Cloud storage service Dropbox has 8 million business clients, 200,000 of whom pay for it. For COO Dennis Woodside, those numbers point clearly to the company’s future.
“Dropbox, when it was started, was all about keeping your files in sync, and it was a fairly single-player experience,” Woodside told Recode’s Dan Frommer Tuesday at the Code Enterprise conference in San Francisco. “People inherently wanted to share files in their Dropbox.”
So, after flirting with consumer apps like Mailbox (email) and Carousel (photo syncing), Dropbox has since shut those projects down and turned its focus to the office. Woodside said the company plans to invest more and more in “security, productivity tools and partnerships with ecosystem players.”
Businesses that connect their Dropbox accounts to another service such as Symantec or DocuSign are more likely to upgrade to a paid Dropbox Business account, he noted.

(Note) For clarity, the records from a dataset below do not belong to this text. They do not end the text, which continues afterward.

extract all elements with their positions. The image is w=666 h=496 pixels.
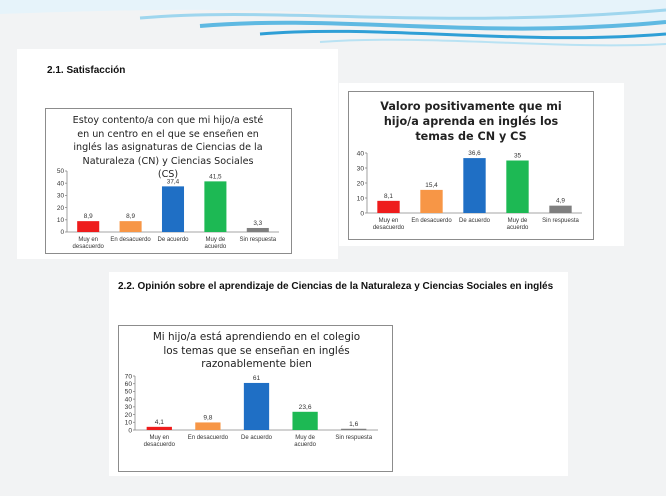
bar — [244, 383, 269, 430]
data-label: 3,3 — [253, 219, 263, 227]
category-label: En desacuerdo — [110, 237, 151, 243]
category-label: De acuerdo — [458, 218, 491, 224]
y-tick-label: 30 — [56, 192, 64, 200]
bar — [292, 412, 317, 430]
data-label: 4,9 — [556, 197, 565, 205]
data-label: 8,9 — [83, 213, 93, 221]
category-label: Sin respuesta — [239, 237, 277, 243]
bar — [120, 221, 142, 232]
y-tick-label: 30 — [124, 404, 132, 412]
y-tick-label: 10 — [56, 217, 64, 225]
data-label: 8,9 — [126, 213, 136, 221]
section-heading-opinion: 2.2. Opinión sobre el aprendizaje de Ciencias de la Naturaleza y Ciencias Sociales en inglés — [118, 281, 554, 292]
y-tick-label: 20 — [356, 180, 364, 188]
y-tick-label: 40 — [124, 396, 132, 404]
y-tick-label: 50 — [124, 388, 132, 396]
chart-title: Mi hijo/a está aprendiendo en el colegio los temas que se enseñan en inglés razonablemente bien — [152, 331, 361, 370]
data-label: 1,6 — [349, 420, 359, 428]
data-label: 37,4 — [166, 178, 180, 186]
y-tick-label: 40 — [56, 180, 64, 188]
y-tick-label: 10 — [356, 195, 364, 203]
y-tick-label: 40 — [356, 150, 364, 158]
chart-title: Valoro positivamente que mi hijo/a aprenda en inglés los temas de CN y CS — [380, 100, 562, 143]
y-tick-label: 30 — [356, 165, 364, 173]
data-label: 15,4 — [425, 181, 438, 189]
chart-plot — [46, 109, 291, 253]
data-label: 41,5 — [209, 173, 222, 181]
bar — [162, 186, 184, 232]
category-label: De acuerdo — [240, 435, 273, 441]
category-label: Muy de acuerdo — [204, 237, 227, 251]
data-label: 8,1 — [384, 192, 393, 200]
chart-learning — [118, 325, 393, 472]
category-label: Muy en desacuerdo — [372, 218, 405, 232]
chart-valuation — [348, 91, 594, 240]
chart-title: Estoy contento/a con que mi hijo/a esté en un centro en el que se enseñen en inglés las asignaturas de Ciencias de la Naturaleza (CN) y Ciencias Sociales (CS) — [72, 115, 264, 180]
bar — [147, 427, 172, 430]
y-tick-label: 20 — [56, 204, 64, 212]
y-tick-label: 0 — [128, 427, 132, 435]
category-label: Sin respuesta — [335, 435, 373, 441]
y-tick-label: 70 — [124, 373, 132, 381]
bar — [77, 221, 99, 232]
data-label: 35 — [513, 152, 522, 160]
bar — [204, 181, 226, 232]
category-label: En desacuerdo — [187, 435, 229, 441]
section-heading-satisfaction: 2.1. Satisfacción — [47, 65, 126, 76]
bar — [506, 161, 528, 214]
y-tick-label: 20 — [124, 411, 132, 419]
data-label: 23,6 — [298, 403, 312, 411]
category-label: En desacuerdo — [411, 218, 452, 224]
category-label: Muy en desacuerdo — [72, 237, 104, 251]
y-tick-label: 60 — [124, 381, 132, 389]
data-label: 9,8 — [203, 414, 213, 422]
chart-satisfaction — [45, 108, 292, 254]
bar — [420, 190, 442, 213]
category-label: Muy de acuerdo — [294, 435, 316, 449]
data-label: 36,6 — [468, 150, 481, 158]
bar — [247, 228, 269, 232]
category-label: Muy de acuerdo — [506, 218, 529, 232]
chart-plot — [119, 326, 392, 471]
category-label: Muy en desacuerdo — [143, 435, 175, 449]
bar — [341, 429, 366, 430]
bar — [549, 206, 571, 213]
category-label: Sin respuesta — [542, 218, 579, 224]
category-label: De acuerdo — [157, 237, 189, 243]
y-tick-label: 50 — [56, 168, 64, 176]
bar — [377, 201, 399, 213]
bar — [195, 422, 220, 430]
y-tick-label: 0 — [60, 229, 64, 237]
data-label: 4,1 — [154, 418, 164, 426]
y-tick-label: 0 — [360, 210, 364, 218]
bar — [463, 158, 485, 213]
data-label: 61 — [252, 374, 261, 382]
y-tick-label: 10 — [124, 419, 132, 427]
chart-plot — [349, 92, 593, 239]
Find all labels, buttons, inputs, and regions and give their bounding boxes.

Woodside described the company’s goal as bridging “the file world and the file-less world,” meaning making it easy for teams to collaborate both internally and with outside partners. Dropbox itself runs its day-to-day meetings, proposals and pitches on Dropbox Paper, a collaborative editing app.
“Think about [Microsoft] Word,” he said of Paper. “Word was built initially 30 years ago. The core use case was by yourself. Now, most files, you don’t print at all, and the inherent use case ought to be collaborative.”
So, is it time for Dropbox to think about going public? Woodside isn’t saying anything yet.
“The standard answer is about to come: We’re focused on building our business, doing well. We’re cash-flow positive,” he said. “Nothing to announce around an IPO.”